Tuesday, February 23, 2010

Automated Holiday Cheer-Finder

WoW.com made an interesting catch regarding WoW's temporary holiday bosses.

Remaking the Rare Holiday Loot Pinata
Currently, players must find a group for each boss the old-fashioned way (they tend to live in under-leveled dungeons, which max-level players cannot queue for in the LFG system). Once you get there, each player in the group, presuming that no one lies (you can verify this by checking your quest log to see how many groupmates also have the appropriate quest), can spawn the boss once for everyone's killing and looting pleasure. This would have caused problems for the random group finder, which does not currently screen out players based on who has or has not done a given daily quest.

With the change, the holiday bosses will be available ONLY via the dungeon finder (can't have a level 80 boss up and running in a level 26 dungeon once you remove the spawn quest). As with the emblems for completing daily dungeons (and soon battlegrounds), players will receive a special reward on their first kill of the boss per day - a bag with a chance to drop the rare loot formerly held by the boss.

Instead of five shots at a five-way roll against your group, you will now have one shot at loot that is guaranteed to be yours. Statistically, it's probably pretty close to a wash, unless you were sneaking in more than five boss kills per day by some method (such as agreeing to tank or heal for a desperate group, with the understanding that you had already used your summons). It also has the side effect of reducing the sheer number of the boss' common loot drops (such as necklaces, trinkets, etc) that enter the world, as most players will only kill and loot the boss for their regular loot once a day - I think I ended up with the complete set of trinkets from Coren Direbrew last brewfest, including the melee ones on my decidedly non-melee mage.

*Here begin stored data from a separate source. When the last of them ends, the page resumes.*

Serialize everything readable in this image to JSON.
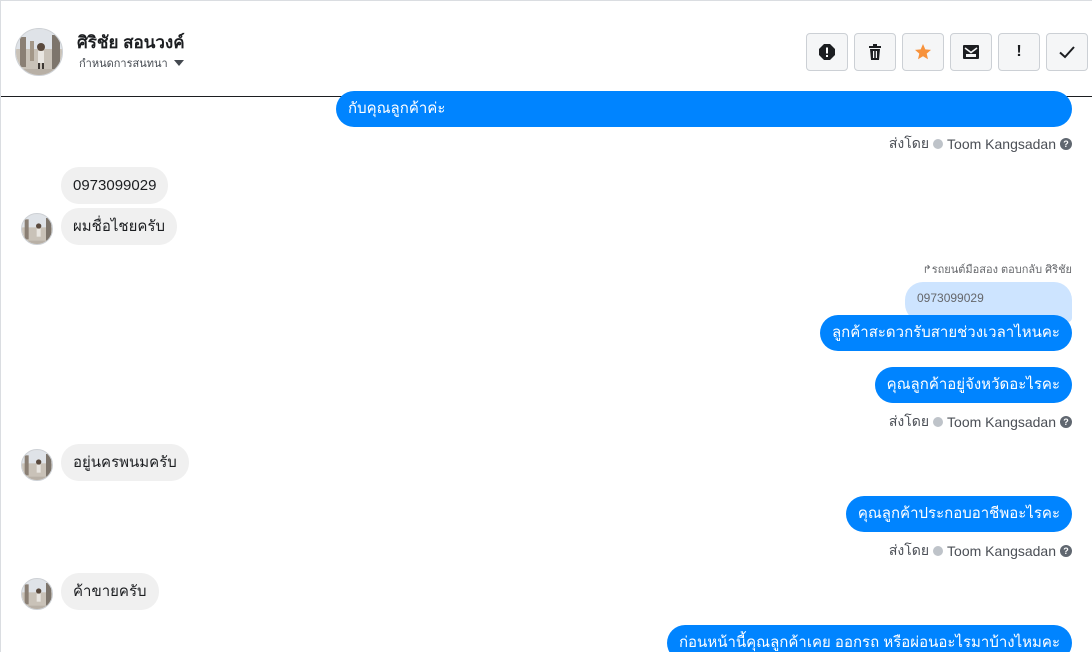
{
  "header": {
    "contact_name": "ศิริชัย สอนวงค์",
    "assign_label": "กำหนดการสนทนา",
    "actions": [
      {
        "icon": "spam-icon",
        "label": ""
      },
      {
        "icon": "trash-icon",
        "label": ""
      },
      {
        "icon": "star-icon",
        "label": "",
        "color": "#f7923b"
      },
      {
        "icon": "mark-unread-icon",
        "label": ""
      },
      {
        "icon": "important-icon",
        "label": "!"
      },
      {
        "icon": "check-icon",
        "label": ""
      }
    ]
  },
  "messages": {
    "m1": "กับคุณลูกค้าค่ะ",
    "sent_by_1": "ส่งโดย",
    "agent_1": "Toom Kangsadan",
    "m2": "0973099029",
    "m3": "ผมชื่อไชยครับ",
    "reply_note": "↱รถยนต์มือสอง ตอบกลับ ศิริชัย",
    "quote": "0973099029",
    "m4": "ลูกค้าสะดวกรับสายช่วงเวลาไหนคะ",
    "m5": "คุณลูกค้าอยู่จังหวัดอะไรคะ",
    "sent_by_2": "ส่งโดย",
    "agent_2": "Toom Kangsadan",
    "m6": "อยู่นครพนมครับ",
    "m7": "คุณลูกค้าประกอบอาชีพอะไรคะ",
    "sent_by_3": "ส่งโดย",
    "agent_3": "Toom Kangsadan",
    "m8": "ค้าขายครับ",
    "m9": "ก่อนหน้านี้คุณลูกค้าเคย ออกรถ หรือผ่อนอะไรมาบ้างไหมคะ"
  },
  "colors": {
    "outgoing": "#0084ff",
    "incoming": "#f0f0f0",
    "star": "#f7923b"
  }
}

Philosophical Implications
Beyond logistical convenience, the first thing that jumps out at me about this change is that it drastically reduces the penalty for failing the encounter. Under the old system, once you verified that everyone had their summons, it was in your best interest to quietly sit back and let someone else go first. That way, if your group proved incapable of beating the encounter and disbanded immediately, your summon would still be available.

Under the new system, the group can simply try, try again until they get it right. This could be viewed as reducing the already-low difficulty of the holiday bosses, or it could allow Blizzard to crank up the difficulty a bit more without unduly penalizing that hapless first player.

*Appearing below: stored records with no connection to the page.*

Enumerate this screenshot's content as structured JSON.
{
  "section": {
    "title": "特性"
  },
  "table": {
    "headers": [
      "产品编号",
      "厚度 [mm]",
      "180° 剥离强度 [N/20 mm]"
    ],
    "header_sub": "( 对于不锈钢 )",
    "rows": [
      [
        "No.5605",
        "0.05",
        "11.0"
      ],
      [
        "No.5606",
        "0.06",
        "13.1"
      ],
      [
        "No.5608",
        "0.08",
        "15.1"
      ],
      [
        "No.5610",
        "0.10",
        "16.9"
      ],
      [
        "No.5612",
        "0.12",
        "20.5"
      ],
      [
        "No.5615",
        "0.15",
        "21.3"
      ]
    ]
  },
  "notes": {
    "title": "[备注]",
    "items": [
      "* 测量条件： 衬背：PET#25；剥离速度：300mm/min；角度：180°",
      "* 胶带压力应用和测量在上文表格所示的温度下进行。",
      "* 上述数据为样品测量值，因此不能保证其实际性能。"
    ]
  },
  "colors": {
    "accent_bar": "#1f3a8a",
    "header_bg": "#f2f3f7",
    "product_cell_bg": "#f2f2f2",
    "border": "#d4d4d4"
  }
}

More broadly speaking, there is a clear message that WoW players now expect the convenience of the automated dungeon finder to come standard with as much content as possible. This is understandable, but how will it play with the system's general push towards easy content (to alleviate players' fears of fail pugs)? I'm not convinced that holiday events really are the place for difficult encounters, when they are already limited by both time and the random number generator to begin with, but what about elsewhere in the game?

At the risk of repeating myself, it is going to be very interesting how Blizzard balances the level 85 heroics when Cataclysm arrives.